Ihre Hände tasten über das Furnier und bestätigen häufig, was Barbara Naumburgs geübter Blick schon entdeckt hat: Stellen, an denen das alte Möbelstück durch Gebrauch abgenutzt, durch Transporte beschädigt, mitunter durch frühere Reparaturen in Mitleidenschaft gezogen wurde. Die Restaurierung historisch, mitunter auch nur persönlich wertvoller Schränke, von Stühlen und Truhen, das ist für die Tischlermeisterin, die in Bad Soden aufwuchs und seit 20 Jahren in Frankfurt-Bockenheim eine Restaurierungswerkstatt betreibt, Alltagsgeschäft.
Im Augenblick hat Naumburg jedoch etwas in Arbeit, das ihr Herz höher schlagen lässt: Einen knapp 300 Jahre alten Frankfurter Schrank. Und der, da sind sich die heutigen Eigentümer sicher, wurde um 1730 gefertigt und hatte einst bei Goethes im Treppenhaus am Großen Hirschgraben gestanden. Zwei solcher Schränke haben die Vorfahren der heutigen Besitzer um 1860 aus dem Haus, das damals schon nicht mehr den Goethes gehört, erworben. Einer wurde später bei einem Bombenangriff zerstört, der andere, der nun reparaturbedürftig ist, im Zweiten Weltkrieg nach Kassel in Sicherheit gebracht. 1949 zeigte man ihn anlässlich der Goethe-Ausstellung zum 200.Geburtstag des Dichters im Prinz Georg-Palais in Darmstadt.

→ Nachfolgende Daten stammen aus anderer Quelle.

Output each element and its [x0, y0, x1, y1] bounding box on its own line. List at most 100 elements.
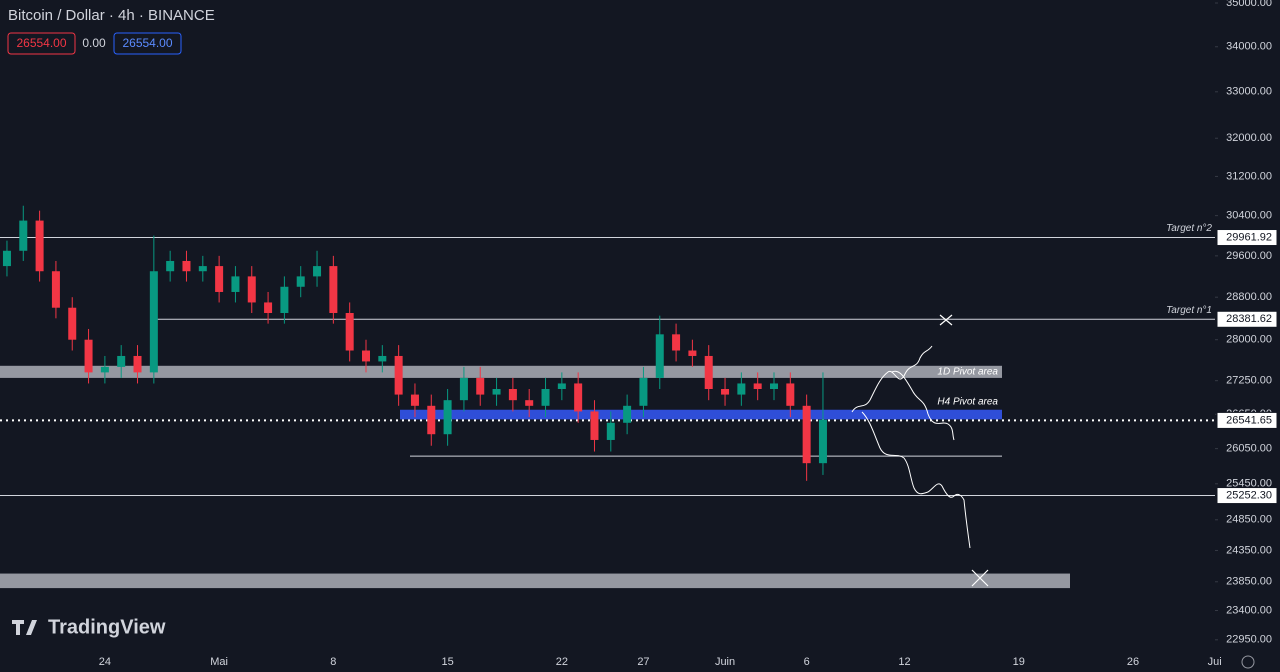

Frankfurter Schrank entstand von 1686 an
Naumburg berichtet gern von der Geschichte des repräsentativen Möbelstücks, doch fachlich interessiert es sie noch mehr, wie er entstand, überhaupt, was einen Frankfurter Schrank auszeichnet. Die Restauratorin, die auch Dozentin in ihrem Fach ist, hat sich dafür tief in die Historie eingearbeitet.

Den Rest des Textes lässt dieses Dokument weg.